We have an altar

imageAfter months of waiting for stone masons to finish repair work, a stone topped altar has been located in the chapel at ARK William Parker Academy.
The altar was originally in an Anglican monastery and was then passed to the Rev’d Colin Tolworthy, lately incumbent of Holy Trinity, Hastings. He used it in his home for weekday Eucharist until he retired and moved into more limited accommodation. He then entrusted the altar to the Rev’d Robert Featherstone of All Saints, Hastings Old Town. He used the altar in his church, where the Rev’d William Parker served in the early 1600s, until it was replaced by a more portable altar. Last summer Father Robert gave the altar to me as a personal gift with the understanding that it would used for Eucharist at the school.

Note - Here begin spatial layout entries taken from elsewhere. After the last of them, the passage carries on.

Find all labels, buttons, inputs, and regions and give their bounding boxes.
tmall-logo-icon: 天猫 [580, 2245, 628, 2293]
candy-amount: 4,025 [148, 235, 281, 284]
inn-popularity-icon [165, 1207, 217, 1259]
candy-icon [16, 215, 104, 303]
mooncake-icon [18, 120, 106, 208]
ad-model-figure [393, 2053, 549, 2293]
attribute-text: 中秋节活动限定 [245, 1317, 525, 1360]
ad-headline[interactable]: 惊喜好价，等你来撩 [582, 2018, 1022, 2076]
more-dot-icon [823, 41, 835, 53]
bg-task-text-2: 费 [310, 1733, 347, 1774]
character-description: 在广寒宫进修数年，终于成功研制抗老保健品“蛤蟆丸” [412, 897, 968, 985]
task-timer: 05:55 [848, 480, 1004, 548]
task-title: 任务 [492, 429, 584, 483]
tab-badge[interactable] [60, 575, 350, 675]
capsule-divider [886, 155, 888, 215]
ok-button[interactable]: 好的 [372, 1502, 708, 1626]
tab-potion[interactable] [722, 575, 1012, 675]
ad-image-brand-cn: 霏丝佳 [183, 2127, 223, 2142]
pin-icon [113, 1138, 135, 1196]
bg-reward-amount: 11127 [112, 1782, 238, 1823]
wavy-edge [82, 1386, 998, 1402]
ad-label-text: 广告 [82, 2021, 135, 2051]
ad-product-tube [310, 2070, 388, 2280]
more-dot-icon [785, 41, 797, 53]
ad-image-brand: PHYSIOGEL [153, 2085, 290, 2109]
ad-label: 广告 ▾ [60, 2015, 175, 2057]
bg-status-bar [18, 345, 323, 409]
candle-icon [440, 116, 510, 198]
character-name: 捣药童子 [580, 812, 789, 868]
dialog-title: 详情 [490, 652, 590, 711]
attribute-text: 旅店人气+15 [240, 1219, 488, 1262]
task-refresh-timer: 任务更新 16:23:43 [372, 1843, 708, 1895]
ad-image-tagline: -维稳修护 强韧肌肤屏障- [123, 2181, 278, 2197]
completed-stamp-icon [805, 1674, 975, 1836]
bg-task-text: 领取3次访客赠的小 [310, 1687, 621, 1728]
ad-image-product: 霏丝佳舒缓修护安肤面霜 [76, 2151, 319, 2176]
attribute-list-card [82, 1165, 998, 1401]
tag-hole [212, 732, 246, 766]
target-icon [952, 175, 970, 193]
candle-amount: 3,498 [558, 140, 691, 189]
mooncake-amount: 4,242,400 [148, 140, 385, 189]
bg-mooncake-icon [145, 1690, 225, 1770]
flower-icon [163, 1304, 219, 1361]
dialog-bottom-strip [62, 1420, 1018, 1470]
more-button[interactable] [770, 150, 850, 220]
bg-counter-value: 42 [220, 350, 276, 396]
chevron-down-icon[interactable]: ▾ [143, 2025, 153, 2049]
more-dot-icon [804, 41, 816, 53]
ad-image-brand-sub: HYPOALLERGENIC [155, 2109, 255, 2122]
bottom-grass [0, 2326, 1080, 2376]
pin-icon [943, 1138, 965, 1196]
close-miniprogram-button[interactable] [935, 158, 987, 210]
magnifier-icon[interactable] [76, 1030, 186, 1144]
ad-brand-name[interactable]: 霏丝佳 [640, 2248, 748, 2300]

At All Saints the stone was mysteriously, and seriously, damaged. It had been broken into several pieces and the fragile material was difficult to cement and required steel rods to keep it. But at last it arrived from the stone masons just in time for a brief visit paid to William Parker by the Rt Rev’d Martin Ward, Bishop of Chichester.
The edge of the stone is engraved in latin dating its dedication to Epiphany 1853. How appropriate that it should be placed in the school chapel in the first week of Epiphany. The top has four crosses in the corners symbolising the wounds of Christ in his hands and feet. In the centre there is a fifth cross. The stone is borne by a plain oak table. Such beautiful simplicity.
We have an altar of another kind too. It is even more beautiful. The writer to the Hebrews was probably addressing a situation in which Jewish converts were challenged by the taunt that as Jews they had an altar in the temple but as Christians they had nothing of the sort. But the writer protests, “We have an altar.” He was not thinking of any Eucharistic Table but of Calvary’s cross and all that happened there. Christ’s body was broken and his blood was shed. We have an altar with powerful significance for the human soul. We have an altar.